Best source: The Guardian
Unilever’s dispute with Ben & Jerry’s board could prompt rethink of governance agreements as part of acquisitions
The dispute between Unilever and its subsidiary, ice cream manufacturer Ben & Jerry’s, may make other companies question whether they should carry out acquisitions of companies that express strong political views, or make concessions on governance that could give rise to legal disputes between parent and subsidiary. The disagreement stemmed from a decision of the independent board of the speciality ice cream producer to halt sales in the occupied West Bank, saying it was inconsistent with the firm's progressive values and social mission, prompting Unilever to sell its Israeli operation to Avi Zinger, owner of licensed manufacturer and distributor American Quality Products. The move sparked a legal battle with Ben & Jerry’s, which sought damages and demanded that its trademarks be returned, as well as an injunction to stop the licensee from selling the ice cream in the West Bank. The dispute between Unilever and Ben & Jerry’s, which the former acquired for $326m in 2000, has now been settled.

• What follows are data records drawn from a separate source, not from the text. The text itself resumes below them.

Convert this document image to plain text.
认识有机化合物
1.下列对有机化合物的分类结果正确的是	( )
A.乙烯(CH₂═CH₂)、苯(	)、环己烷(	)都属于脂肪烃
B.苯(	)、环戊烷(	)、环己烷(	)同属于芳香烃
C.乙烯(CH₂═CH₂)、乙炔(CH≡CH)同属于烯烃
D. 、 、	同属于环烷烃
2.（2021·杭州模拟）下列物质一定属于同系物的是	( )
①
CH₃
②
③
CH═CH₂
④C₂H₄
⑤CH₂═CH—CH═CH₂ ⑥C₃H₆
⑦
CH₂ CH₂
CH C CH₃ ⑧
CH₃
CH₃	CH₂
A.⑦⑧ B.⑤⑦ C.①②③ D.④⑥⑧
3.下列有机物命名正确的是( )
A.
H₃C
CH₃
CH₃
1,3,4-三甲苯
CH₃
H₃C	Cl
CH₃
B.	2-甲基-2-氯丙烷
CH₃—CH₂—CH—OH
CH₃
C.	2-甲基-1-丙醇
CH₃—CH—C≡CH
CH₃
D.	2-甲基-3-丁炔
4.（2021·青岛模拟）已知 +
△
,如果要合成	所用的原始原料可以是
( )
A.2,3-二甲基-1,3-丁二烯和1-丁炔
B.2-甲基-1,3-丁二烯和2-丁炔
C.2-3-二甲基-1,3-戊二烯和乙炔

Best source: Reuters (free registration)
See also: Industry Dive
European banks fall short on climate change and governance: ShareAction
Despite their climate commitments, Europe's 25 largest banks are failing to account for much of their financing of high-emission sectors, and their policies and actions fall short of a realistic pathway to achieving net zero greenhouse gas emissions by 2050, according to a report by ShareAction. The London-based responsible investment campaign group says most institutions lack biodiversity strategies and do not account for it in their risk calculations, while governance is not a boardroom priority.